How is vasculitis treated

How is vasculitis treated

• Identify and remove inciting agents (medications, infection, etc.).

• Treat the primary underlying disease associated with the vasculitis (antibiotics for endocarditis, antiviral therapy for hepatitis B or C).

• Initiate antiinflammatory and/or immunosuppressive therapy commensurate with the extent of the vasculitis. Small-vessel vasculitis confined to the skin usually needs less aggressive treatment than systemic vasculitis involving large- and/or medium-sized arteries.

• Large-vessel vasculitis is treated initially with glucocorticoids. biologic therapy (e.g., tocilizumab for GCA) has shown great effectiveness enabling rapid tapering of glucocorticoids and reduction of steroid side effects.

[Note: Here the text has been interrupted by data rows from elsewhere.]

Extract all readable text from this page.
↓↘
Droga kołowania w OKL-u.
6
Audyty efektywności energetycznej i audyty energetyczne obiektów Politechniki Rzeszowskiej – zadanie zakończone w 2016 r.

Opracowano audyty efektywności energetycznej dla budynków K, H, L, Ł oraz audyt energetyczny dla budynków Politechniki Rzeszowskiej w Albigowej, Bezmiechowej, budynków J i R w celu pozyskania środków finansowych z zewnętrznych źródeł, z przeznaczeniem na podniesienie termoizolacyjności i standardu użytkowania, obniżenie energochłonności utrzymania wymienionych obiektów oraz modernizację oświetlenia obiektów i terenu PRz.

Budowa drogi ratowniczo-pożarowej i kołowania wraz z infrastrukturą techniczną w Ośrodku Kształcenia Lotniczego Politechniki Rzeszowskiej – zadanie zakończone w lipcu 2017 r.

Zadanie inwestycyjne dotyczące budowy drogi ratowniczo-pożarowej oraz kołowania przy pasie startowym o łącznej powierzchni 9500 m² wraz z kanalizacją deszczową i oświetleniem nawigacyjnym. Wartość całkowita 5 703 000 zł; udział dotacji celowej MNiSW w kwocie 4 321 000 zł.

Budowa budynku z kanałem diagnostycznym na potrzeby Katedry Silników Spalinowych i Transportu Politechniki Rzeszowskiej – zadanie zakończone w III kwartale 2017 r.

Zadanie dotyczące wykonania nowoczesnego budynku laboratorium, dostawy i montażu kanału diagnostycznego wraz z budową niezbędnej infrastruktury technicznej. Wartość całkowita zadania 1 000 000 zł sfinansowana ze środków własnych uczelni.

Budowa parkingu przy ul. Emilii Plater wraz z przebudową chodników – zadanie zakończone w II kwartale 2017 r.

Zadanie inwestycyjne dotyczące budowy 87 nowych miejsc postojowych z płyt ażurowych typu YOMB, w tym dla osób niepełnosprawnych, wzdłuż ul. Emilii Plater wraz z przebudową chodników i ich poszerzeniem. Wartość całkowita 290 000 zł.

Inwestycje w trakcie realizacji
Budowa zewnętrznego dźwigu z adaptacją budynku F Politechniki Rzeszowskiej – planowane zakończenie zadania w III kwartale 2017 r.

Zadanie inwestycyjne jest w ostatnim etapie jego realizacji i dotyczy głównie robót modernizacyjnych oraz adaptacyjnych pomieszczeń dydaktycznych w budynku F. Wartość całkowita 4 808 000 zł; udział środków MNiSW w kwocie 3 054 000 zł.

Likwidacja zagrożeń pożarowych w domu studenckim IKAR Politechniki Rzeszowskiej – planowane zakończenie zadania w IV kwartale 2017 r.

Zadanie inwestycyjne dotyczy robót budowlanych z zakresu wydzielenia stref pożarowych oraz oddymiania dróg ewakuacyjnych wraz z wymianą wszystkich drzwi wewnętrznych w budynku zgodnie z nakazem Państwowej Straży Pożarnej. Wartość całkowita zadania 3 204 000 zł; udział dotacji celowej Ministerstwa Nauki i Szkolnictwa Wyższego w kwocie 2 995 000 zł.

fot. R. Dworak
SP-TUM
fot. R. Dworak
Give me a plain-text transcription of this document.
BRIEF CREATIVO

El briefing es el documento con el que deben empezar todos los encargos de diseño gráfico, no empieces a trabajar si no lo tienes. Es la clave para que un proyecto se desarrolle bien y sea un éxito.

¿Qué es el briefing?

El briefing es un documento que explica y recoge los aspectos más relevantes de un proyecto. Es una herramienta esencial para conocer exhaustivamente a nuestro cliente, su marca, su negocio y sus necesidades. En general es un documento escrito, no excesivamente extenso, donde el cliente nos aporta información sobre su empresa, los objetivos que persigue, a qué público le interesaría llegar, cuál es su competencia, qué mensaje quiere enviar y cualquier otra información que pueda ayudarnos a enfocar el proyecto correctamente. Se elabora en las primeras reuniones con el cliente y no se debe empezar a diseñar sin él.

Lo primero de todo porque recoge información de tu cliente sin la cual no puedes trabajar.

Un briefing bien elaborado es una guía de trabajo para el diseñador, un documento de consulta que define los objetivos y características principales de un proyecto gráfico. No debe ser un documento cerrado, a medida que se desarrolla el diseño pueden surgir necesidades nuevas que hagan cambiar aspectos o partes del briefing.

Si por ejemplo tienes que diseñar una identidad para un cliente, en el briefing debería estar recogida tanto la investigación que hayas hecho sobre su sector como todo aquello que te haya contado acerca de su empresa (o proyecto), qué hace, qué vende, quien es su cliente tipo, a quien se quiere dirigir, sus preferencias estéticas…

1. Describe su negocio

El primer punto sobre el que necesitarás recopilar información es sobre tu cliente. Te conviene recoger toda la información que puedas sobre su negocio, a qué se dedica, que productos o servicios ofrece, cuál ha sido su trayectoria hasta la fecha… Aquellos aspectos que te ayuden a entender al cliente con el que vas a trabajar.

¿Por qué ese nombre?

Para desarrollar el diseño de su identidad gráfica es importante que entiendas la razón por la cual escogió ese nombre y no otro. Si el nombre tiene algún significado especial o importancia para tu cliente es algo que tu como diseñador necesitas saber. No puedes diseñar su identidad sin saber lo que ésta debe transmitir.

• The combination of cyclophosphamide and prednisone is often regarded as the first choice for induction therapy of generalized and severe types of medium and ANCA-associated vasculitis. New targeted biologic agents may replace cyclophosphamide as induction therapy for some forms of vasculitis (e.g., rituximab for GPA and MPA, mepolizumab for EGPA). Maintenance therapies are less well-defined but typically involve the use of azathioprine, methotrexate, or mycophenolate mofetil.

• Prevent complications such as infection (purified protein derivative, pneumovax, and other immunizations; trimethoprim–sulfamethoxazole prophylaxis if on high-dose prednisone), osteoporosis, and atherosclerosis (control blood pressure and lipids).